Short Story Structure

January 07, 2013

I wrapped up a first draft of my next novel in early December, and I decided to make 2013 a year for building my short story skills. I love short stories but I’m more inclined toward novels and long fiction, I think in part because they’re, well, longer. I like robust stories with full worlds and deep characters.

I write 3-4 shorts a year, which isn’t a lot, and they reflect my inclination toward longer stories. In fact, one of the most common critiques I’ve heard over the years of my short stories is, “This feels like the start to a larger piece.” And truth be told, most of them were, because it’s how I think. Too big, too much.

In prepping for my 2013 focus I began by doing a review of common story structures, convinced I’d missed something peculiar to short stories. Much of what I’ve read over the last month was familiar, but then I came across this older post by Philip Brewer on Story Structure in Short Stories.

Like Philip, I’m no stranger to story structure. I’ve attended several courses and read a few books on the subject. I still have notes from a wonderful lecture on Conflict, Plot, and Scene by Timons Esaias, in which he provided a classic structure for use to help a writer get started. You might recognize this as a common structure for fairy tales:

  1. A Person
  2. In a Place
  3. With a Problem
  4. Protagonist Strives & Fails
  5. Protagonist Strives & Fails
  6. Protagonist Strives & Succeeds (or Fails)
  7. Resolution

It’s a valuable structure, but with my approach to storytelling I’m looking at easily 5K words. This isn’t a problem with the structure, it’s a problem with my thinking, and until I read Philip Brewer’s post I was convinced I’d never quite get it.

Philip has this to say:

…short stories tend to have parts of the structure pared down: Not all steps are shown in full-blown scenes. It is important that the steps “take place” in the context of the story—that’s what makes it a story. But it isn’t necessary to show each step. It is enough simply to mention them. In fact, it can be enough simply to imply them.

I’ve heard this before, or something similar. A lot can and should be implied in a short story. My problem is in figuring out what can be implied and what’s essential. I can see this struggle as I look back over my work. But it’s what Philip says later that cracked it for me. An honest-to-god short story structure that makes sense to me:

It was less important to me to learn the answer to my first question, about the structure of a successful short story, once I understood how those structures relate to “complete” stories: I could now build up my own successful structures. But, as it happened, Geoffrey A. Landis had a pretty good description of the essential core of a short story. A story needs to:

  1. Require the character to make a choice,
  2. show that choice by actions, and
  3. those actions must have consequences.

I put this to the test in December as I was working on a short targeted at a specific anthology. I won’t know if the story’s been accepted for a few months, but for this first pass I was more interested in whether the structure helped me tell the story rather than whether it helped me sell the story.

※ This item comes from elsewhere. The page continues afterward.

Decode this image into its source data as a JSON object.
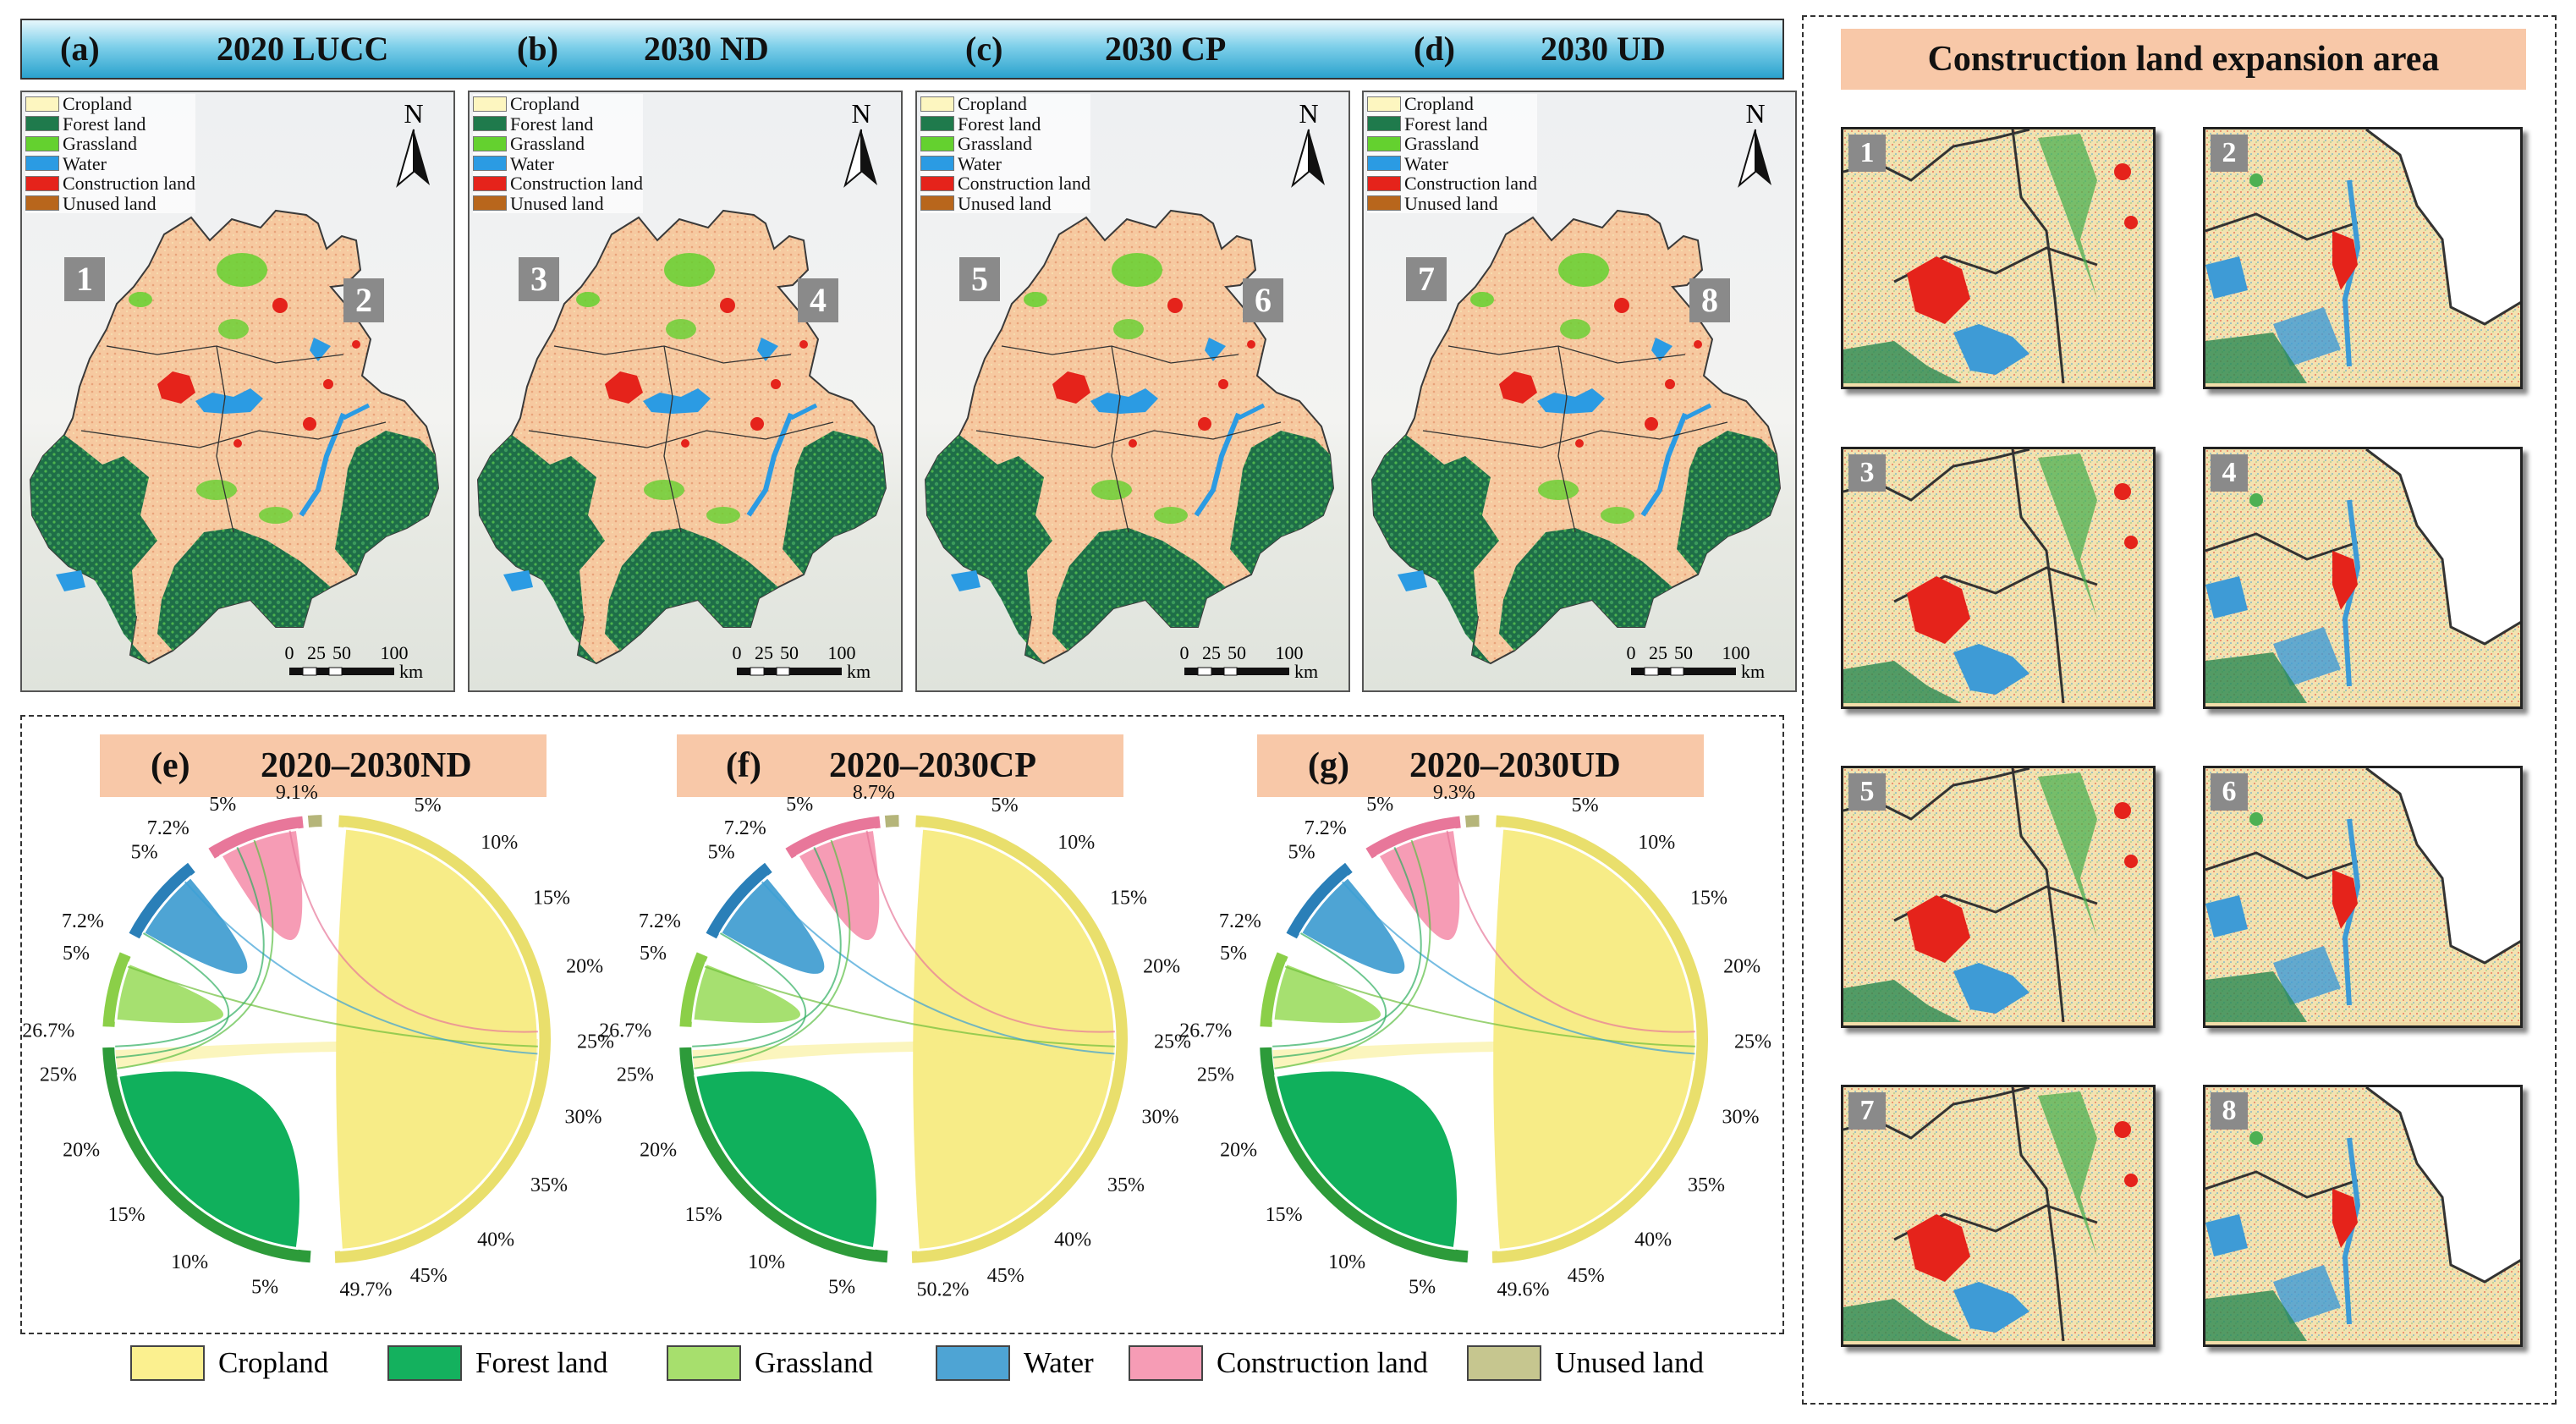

It worked. I managed to write a first draft in a few hours, which for me is record time as I generally feel the need to throw everything in up front and edit out later. But this time, those three essentials kept me so focused on what needed to be there that I found myself naturally implying parts that I normally would have tried to include.

I now have a good model to help me move forward through the year. By no means would I say this is a universal model, but it’s workable and practical:

A short story must imply a full story structure while demonstrating a character’s relevant decision and that decision’s consequences.

Hopefully this will help another writer struggling with the same issue. And thanks to Philip for his brief yet insightful post.